Peter Singer, recently appointed to a tenured chair at the Center for Human Values, begins his first semester of teaching at Princeton University in October, 1999. Princeton University is a prominent leader is shaping national policy on bio-ethics.
Singer is arguing for major policy changes: people with significant cognitive disabilities and infants with any known disability should be killed when there is a benefit to the non-disabled people around them to having them removed.
The first targets of Singer's proposed policy changes are people with cognitive disabilities, perhaps the most devalued members of our community. It is time for all of us to come together in strength to oppose any threat to any one of our brothers and sisters.
It's not about academic freedom, it's about hate speech.

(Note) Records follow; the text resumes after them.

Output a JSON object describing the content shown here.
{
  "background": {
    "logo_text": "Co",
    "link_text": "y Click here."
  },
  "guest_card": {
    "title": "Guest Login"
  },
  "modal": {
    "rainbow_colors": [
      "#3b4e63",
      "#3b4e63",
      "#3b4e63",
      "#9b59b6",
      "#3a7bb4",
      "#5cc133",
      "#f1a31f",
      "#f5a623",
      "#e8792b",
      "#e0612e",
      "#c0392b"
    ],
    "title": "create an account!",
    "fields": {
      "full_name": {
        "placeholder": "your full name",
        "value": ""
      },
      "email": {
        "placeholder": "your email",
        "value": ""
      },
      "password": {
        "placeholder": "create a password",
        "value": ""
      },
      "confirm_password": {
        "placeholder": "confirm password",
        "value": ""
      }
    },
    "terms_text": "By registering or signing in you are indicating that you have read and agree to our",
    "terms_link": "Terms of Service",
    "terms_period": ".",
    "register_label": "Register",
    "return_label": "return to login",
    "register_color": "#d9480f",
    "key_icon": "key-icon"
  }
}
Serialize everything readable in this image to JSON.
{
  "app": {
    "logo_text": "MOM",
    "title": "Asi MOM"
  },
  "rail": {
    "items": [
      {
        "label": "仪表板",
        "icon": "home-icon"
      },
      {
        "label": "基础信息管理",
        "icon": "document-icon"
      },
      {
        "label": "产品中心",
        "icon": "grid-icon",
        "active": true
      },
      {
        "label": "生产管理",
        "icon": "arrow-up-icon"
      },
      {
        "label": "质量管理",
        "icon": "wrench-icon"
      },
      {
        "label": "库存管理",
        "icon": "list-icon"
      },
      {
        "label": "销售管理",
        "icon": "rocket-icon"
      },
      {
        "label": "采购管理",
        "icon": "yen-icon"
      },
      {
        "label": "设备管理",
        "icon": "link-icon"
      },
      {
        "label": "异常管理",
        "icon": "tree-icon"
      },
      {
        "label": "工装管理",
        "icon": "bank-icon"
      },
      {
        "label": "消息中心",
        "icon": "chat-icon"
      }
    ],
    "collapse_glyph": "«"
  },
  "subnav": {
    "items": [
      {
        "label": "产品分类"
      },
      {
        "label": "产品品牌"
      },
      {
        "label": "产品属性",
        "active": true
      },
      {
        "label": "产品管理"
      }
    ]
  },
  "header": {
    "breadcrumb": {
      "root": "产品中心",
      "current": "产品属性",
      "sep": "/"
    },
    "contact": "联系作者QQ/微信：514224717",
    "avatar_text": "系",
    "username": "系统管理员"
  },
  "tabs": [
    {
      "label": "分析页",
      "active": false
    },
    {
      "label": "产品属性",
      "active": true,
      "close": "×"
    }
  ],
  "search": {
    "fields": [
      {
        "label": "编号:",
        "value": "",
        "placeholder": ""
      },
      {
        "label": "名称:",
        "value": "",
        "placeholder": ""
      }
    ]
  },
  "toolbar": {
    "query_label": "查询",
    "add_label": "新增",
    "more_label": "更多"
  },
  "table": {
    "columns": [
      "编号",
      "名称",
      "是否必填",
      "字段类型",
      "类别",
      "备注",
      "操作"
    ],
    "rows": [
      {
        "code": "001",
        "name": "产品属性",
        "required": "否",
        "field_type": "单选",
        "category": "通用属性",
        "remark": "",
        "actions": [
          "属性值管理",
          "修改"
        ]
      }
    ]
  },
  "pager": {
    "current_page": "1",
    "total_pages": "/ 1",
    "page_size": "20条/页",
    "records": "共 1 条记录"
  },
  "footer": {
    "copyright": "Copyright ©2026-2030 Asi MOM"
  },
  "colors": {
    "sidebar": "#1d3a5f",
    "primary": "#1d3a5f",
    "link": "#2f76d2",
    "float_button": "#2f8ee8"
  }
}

According to Singer, to be ethical, we must treat all "persons" according to moral guidelines. But not all humans are "persons." Singer claims that in order to be "persons" and to deserve moral consideration, beings must be self-aware, and capable of perceiving themselves as individuals through time.
Singer claims that no newborn infants are "persons." He claims that some people with life-long cognitive disabilities never become "persons" at any time throughout their lives. And he claims that some people who acquire cognitive disabilities through injury, Alzheimer's Disease, or other means cease to be "persons."
Singer says that killing a "non-person," even if it is human, does not carry the same moral weight as killing a "person."
It may be all right, according to Singer, to kill infants. Because they are not "persons," they have no interest in staying alive, and it is only superstition that makes us think that killing them is intrinsically wrong.
Singer is quick to note that it is still wrong to kill most infants, for other reasons. The killing of an infant would, in most cases, make the parents unhappy. Second, in the cases where the parents do not want the infant, there are other couples and individuals who would like to adopt the child, so the child should be kept alive and put up for adoption.
But infants with known disabilities, and especially cognitive disabilities, he says, do not bring the same amount of happiness into the lives of their parents. Additionally, the very fact that someone is disabled means that he or she will have an unhappier life than other people. And therefore the reasons not to kill non-disabled infants do not apply to disabled infants.
Singer argues that it should be legal for parents to decide to have their disabled infants killed up to 28 days after birth. This way, he says, parents could have non-disabled replacements. In addition, the infants would provide a source of organs for transplantation to other infants who could grow up to be non-disabled.
It may be all right, according to Singer, to kill people whose doctors claim they are severely cognitively disabled. Although Singer doesn't give a list, we know that people to whom labels like "mentally retarded," "demented," "persistent vegetative state," and "severely brain-damaged" are applied are likely to have that judgment applied to them.
Singer claims that such people are not "persons," and therefore can not be said to have an interest in staying alive. Unless the benefit to the people who love these "non-persons" outweighs the emotional and financial burden to individuals and society of keeping them alive, they can safely and deliberately be killed.
The euthanasia of people whose minds are judged inadequate would be a way to save money. It would be a way to allow families to "move on." And it would provide a source of organs for transplantation to people whose minds have been judged acceptable. According to Singer, very often people with cognitive disabilities should be killed.
In building his case, Singer makes many assertions that he does not support, because they can not be supported.
Singer writes as if impairment itself guarantees that people with disabilities will have fewer opportunities in life. He ignores the fact that many of the barriers people with disabilities face every day are created and sustained by the very society he claims should be allowed to kill them.
He leads readers to believe that if some medical professionals judge the lives of people with disabilities as not worth living, that is indicative of how people with disabilities judge their own lives. In fact, study after study has shown that medical "experts" routinely underestimate the quality of life reported by people with disabilities.
But Singer does not include people with disabilities in the discussion of the quality of their lives. He assumes that non-disabled academics and professionals are better qualified to discuss what it is like to have a disability than disabled people themselves.
Singer suggests that decisions about who is a "person" can be made objectively and with little doubt, by doctors. In fact, doctors routinely underestimate the capacity of people who are judged to be mentally disabled.
In short, a lot of Singer's "logic" is smoke and mirrors. It has no more basis in fact than the eugenic models of racial superiority and inferiority that were widely held and respected in the first decades of this century.
Singer is not simply arguing academic theories. He is urging that policy decisions be made on the basis of his ideas. His demands for "academic freedom" are merely attempts to keep the affected people out of the discussion.
If Singer's approach were to be put into law, as he wants, a new class of non-citizens would be created. A group of people with disabilities would be forced to prove that they were "persons" before even being granted the most basic right, the right not to be killed at society's convenience.
When people assume mental capacity, they tend to find mental capacity. When people assume mental incapacity, they tend to find mental incapacity. To demand that people assumed to be incapable pass a higher test than those assumed to be capable merely to stay alive is simply unjust.
Singer claims to be speaking for the vast majority of non-disabled people. He claims he is only saying what everyone else thinks. We in the disability community call for a clear statement on the part of people without disabilities that we are entitled to the equal protection of the law.